Even Joe Scarborough is making sense on gun control

By Michael J.W. Stickings

Look, he's an irrational blowhard who basks in the supremacy of his gut, and his claim to represent the center with his generally center-right views is ridiculous (if also Broderian Beltway orthodoxy), but he's hardly an ideological extremist of the sort that currently dominates his Republican Party, and his response to the Senate's failure to pass the compromise expanded background checks bill, including a strong critique of the GOP, was nothing if not admirable:

You don't ignore 90 percent of what the voting population wants when you're talking about the safety of Americans, of our families, of our communities, of our schools. The safety that we feel when we send our kids to malls, to churches, to college... I just want to be clear. I said this party is heading towards extinction. Talking about the 2013 version of the Republican Party. A new Republican Party, though, is going to come in its place. This sort of extremism is going to be called out by the 90%. We're the 90% and we are going to win. This is just the first battle.

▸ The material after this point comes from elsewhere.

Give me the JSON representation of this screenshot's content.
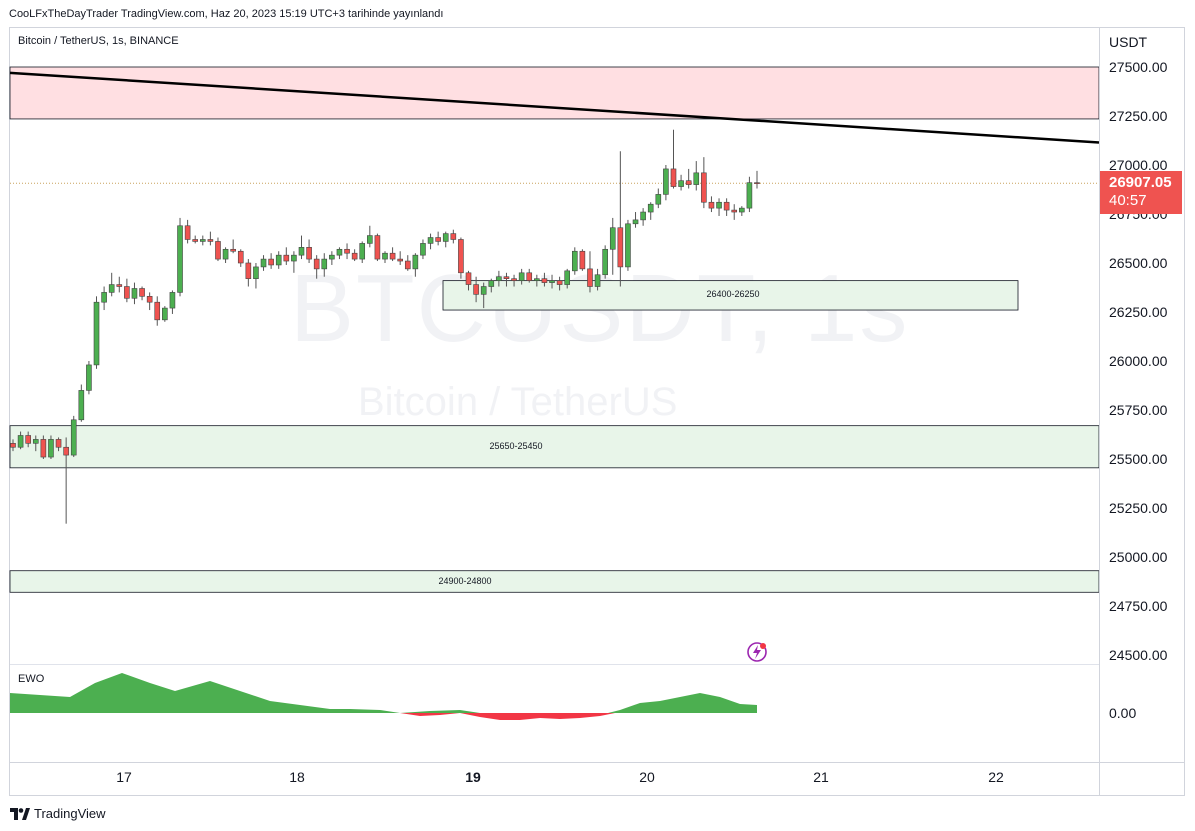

Well, I hope he's right, though I would note that the Manchin-Toomey proposal wasn't exactly a great bill. Maybe it would have been a start, but a lot more is needed, including reforms that don't have 90% popular support and so require even more "courage" from legislators. (And more than just Obama's proposed executive actions.)

I would also note that while it was a Republican filibuster that set the bar at 60 votes and so blocked the bill (which got 54 votes), Democrats were able to use the supermajority requirement to block a truly reprehensible Republican/NRA proposal to require states to recognize out-of-state permits for concealed handguns -- but just barely, as that bill got 57 votes. Yes, the Senate apparently thinks it's more important to have more concealed handguns than expanded background checks. (As well, it's pretty clear that the right's commitment to states' rights is, uh, flexible.)

Anyway, Scarborough is right that the Republican Party is a party of extremism. But will it ever pay for it -- for its extremism on guns, for its extremism generally?

Well, maybe, but its lies and deceptions, its propaganda and fearmongering, widepread ignorance and false consciousness, and a Congressional electoral system with built-in Republican biases will no doubt keep it alive and at least fairly well for a long time to come.